Who ever made music of a mild day?
A Dream of Trees, Mary Oliver
Я бы и хотела, чтобы было иначе,
но так устроена жизнь.
Разве хоть кто-то черпает
вдохновение в погожих днях?
Мэри Оливер, Мечта о деревьях
I can hear it,
hear it but not hold it,
feel it but not touch it.
It wraps around me like a breath, soothing, cooling and the
voice falls
and becomes a tone
and I’m closer to its source.
And in the breath, a smell, rich, deep, acidic,
wind-blown over dense heath,
through tall seed heads of ripe grass.
And the tone rising, rising, until it’s clear, clean,
sky-lark sharp on racing cirrus clouds
and I can touch the voice, feels its words
and they’re full and total
and carry the truth
in a stinging cold rain
dried by hot sun.
Я слышу его,
слышу, но не могу удержать,
чувствую, но не могу потрогать.
Он окутывает меня, как дыхание, успокаивает,
охлаждает, и голос становится тише
и превращается в звук,
и я ближе к его источнику.
И у дыхания есть запах, глубокий, богатый,
свежий, ветер несет его над густым вереском
сквозь высокие колосья спелой травы.
И этот звук все выше, выше, пока не станет
ясным, чистым, острым, как песня жаворонка,
он несется с перистыми облаками,
и я могу коснуться голоса, ощутить его слова,
и они полны и совершенны,
и несут в себе истину
с колким холодным дождем,
высыхающим на горячем солнце.
9. Материя
Квантовые физики объясняют возникновение нечто из ничего теорией о том, что, когда частицы материи и антиматерии встречаются в вакууме, они «отменяют» друг друга; аннигилируются.
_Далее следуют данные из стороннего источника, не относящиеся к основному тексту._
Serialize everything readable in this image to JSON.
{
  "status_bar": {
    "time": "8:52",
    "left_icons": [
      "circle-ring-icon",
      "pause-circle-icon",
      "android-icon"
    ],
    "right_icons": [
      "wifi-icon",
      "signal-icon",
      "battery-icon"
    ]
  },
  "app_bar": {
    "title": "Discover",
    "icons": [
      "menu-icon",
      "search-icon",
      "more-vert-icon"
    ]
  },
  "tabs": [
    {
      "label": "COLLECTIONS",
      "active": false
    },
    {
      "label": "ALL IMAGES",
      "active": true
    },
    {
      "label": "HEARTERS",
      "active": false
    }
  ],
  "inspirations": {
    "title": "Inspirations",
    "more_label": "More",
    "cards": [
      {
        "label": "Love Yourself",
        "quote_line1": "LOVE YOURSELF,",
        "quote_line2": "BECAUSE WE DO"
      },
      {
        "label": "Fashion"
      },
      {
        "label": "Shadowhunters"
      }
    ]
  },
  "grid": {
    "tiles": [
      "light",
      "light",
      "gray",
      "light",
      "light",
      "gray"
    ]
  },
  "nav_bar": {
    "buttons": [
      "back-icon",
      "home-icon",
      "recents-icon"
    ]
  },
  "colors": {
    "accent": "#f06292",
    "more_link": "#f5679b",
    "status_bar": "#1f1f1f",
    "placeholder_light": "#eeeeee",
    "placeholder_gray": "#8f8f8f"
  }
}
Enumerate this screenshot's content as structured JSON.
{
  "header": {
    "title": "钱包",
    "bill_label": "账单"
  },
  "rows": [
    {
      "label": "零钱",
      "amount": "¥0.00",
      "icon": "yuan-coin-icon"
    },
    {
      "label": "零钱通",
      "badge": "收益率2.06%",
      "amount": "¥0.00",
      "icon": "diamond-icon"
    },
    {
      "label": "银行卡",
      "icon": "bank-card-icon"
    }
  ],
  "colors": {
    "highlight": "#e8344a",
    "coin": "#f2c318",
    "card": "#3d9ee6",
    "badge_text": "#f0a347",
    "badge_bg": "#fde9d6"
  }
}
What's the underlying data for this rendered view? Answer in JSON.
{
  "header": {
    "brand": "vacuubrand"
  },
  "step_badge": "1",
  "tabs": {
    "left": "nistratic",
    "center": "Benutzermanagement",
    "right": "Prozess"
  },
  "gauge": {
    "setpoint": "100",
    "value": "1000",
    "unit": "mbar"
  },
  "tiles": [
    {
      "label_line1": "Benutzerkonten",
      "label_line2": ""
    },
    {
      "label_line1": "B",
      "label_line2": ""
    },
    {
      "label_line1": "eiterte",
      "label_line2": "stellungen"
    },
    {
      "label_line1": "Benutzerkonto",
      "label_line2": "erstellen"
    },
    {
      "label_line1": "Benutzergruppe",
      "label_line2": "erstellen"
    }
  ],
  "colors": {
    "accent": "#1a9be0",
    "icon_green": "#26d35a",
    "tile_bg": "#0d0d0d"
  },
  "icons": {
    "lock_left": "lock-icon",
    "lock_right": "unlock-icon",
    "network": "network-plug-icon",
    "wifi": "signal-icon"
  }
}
Но если сменить энергию в вакууме на электромагнитное поле, то в результате этой аннигиляции будет произведена энергия, целый набор новых частиц, обладающих массой. Я вовсе не физик, на школьных уроках по физике я в основном тайком читала книжку, спрятанную под партой, или глазела в окно. Когда мы потеряли практически все, что имели, и оказались в новой жизни, похожей на пустоту, в которой я скорее не жила, а существовала, я, можно сказать, попала в тот самый вакуум. Но даже в вакууме энергия может измениться совершенно неожиданным образом.
В смерти для меня не было ничего нового, – я видела ее и раньше, – но теперь тирания ее необратимости обрушилась на меня с такой силой, будто мы встретились впервые. Я вновь оказалась над пропастью между жизнью и смертью, где дни потеряли всякий смысл, померкли на фоне бесконечности. В моей голове под аккомпанемент сожалений бесконечно крутились сомнения в тех решениях, что я уже приняла, и страх перед теми решениями, которые мне еще предстояло принять. Дни, недели, месяцы проходили в одиночестве, в пузыре тишины. Мот учился, а окружающий мир жил своей жизнью без моего участия. Я ничего не слышала, кроме голоса в голове, который не умолкал, опустошая мои мысли, пока они не становились лишь его эхом.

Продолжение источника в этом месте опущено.